Earth’s temperature profile is crucial for...

Answer 31

understanding where melting occurs and generates molten material

Question 32

Temperature at the Asthenosphere:

Answer 32

* In the Asthenosphere (around 100-250 km), the solid-liquid transition line is very close to the geothermal gradient, causing rocks at this level to be close to melting or partially melted. * In cases of partial melting, only some of the rock’s minerals melt, producing liquid magma. * This partial melting contributes to the low-velocity seismic zone (LVZ) observed at this depth.

Question 33

What about the interiors of other planets in our solar system?

Answer 33

Clues can be gained by studying a planet’s… * Density * The heat it radiates * Its magnetic field

Question 34

Analysis has confirmed that Mars, like Earth, has...

Answer 34

* three distinct layers: the crust, mantle, and core. * The crust may be as deep as 20 km in some areas and appears to be divided into three layers: a top layer of igneous rocks mostly shattered by meteor impacts, a middle layer of more coherent igneous material, and a lower layer with uncertain properties. = * The mantle extends 1560 km below the surface and is relatively cool compared to Earth’s.
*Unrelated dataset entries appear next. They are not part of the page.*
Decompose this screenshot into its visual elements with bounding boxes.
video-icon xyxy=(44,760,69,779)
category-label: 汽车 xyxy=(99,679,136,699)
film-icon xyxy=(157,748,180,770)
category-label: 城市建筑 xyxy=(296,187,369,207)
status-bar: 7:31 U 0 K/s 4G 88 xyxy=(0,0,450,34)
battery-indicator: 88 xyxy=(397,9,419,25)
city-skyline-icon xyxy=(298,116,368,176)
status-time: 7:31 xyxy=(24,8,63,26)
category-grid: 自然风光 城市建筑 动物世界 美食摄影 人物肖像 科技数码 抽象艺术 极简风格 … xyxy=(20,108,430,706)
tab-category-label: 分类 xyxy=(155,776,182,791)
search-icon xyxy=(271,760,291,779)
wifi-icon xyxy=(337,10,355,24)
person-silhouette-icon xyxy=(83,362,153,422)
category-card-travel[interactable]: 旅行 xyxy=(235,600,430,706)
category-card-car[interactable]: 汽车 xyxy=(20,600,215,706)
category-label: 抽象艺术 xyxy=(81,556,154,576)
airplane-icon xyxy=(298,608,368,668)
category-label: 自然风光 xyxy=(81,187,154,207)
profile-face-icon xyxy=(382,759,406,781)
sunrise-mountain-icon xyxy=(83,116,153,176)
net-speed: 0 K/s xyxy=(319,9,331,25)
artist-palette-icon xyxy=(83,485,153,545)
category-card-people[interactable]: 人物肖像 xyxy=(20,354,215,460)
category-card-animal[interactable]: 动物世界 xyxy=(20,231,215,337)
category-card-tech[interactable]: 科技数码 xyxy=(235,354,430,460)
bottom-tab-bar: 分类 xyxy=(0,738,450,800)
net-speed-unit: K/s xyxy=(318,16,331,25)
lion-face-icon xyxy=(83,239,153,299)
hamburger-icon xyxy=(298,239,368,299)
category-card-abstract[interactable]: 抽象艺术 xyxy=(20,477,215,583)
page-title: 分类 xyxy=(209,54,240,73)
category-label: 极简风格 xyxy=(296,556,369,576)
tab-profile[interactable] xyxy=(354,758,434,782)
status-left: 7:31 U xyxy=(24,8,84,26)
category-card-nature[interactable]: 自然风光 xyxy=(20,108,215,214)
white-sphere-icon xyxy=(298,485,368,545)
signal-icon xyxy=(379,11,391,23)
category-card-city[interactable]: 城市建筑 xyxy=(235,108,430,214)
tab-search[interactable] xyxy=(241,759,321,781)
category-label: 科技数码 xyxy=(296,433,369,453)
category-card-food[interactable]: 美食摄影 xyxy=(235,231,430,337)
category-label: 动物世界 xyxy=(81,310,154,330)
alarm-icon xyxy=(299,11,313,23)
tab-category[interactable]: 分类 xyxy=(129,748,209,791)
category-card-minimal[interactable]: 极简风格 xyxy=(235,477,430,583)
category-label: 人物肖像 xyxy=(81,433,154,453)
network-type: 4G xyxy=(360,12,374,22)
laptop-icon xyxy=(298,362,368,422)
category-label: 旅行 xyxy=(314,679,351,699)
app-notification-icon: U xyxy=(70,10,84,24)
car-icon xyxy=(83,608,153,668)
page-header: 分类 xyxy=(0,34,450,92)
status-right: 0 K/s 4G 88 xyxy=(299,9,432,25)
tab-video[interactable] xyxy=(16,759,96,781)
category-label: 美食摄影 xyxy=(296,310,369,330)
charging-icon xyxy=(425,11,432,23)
Mars’ core has a radius of 1830 km and is probably molten, though it appears less dense than Earth’s core.

Question 35

Jovian planet interiors:

Answer 35

* None of these plants have a solid surface. Below the gaseous surface, the atmospheres become increasingly dense and warm, eventually transforming into a liquid at depth. * The intense pressure experienced at depth in Jupiter and Saturn is believed to create a layer of metallic hydrogen. * These planets may have rock and nickel-iron alloy cores of various sizes.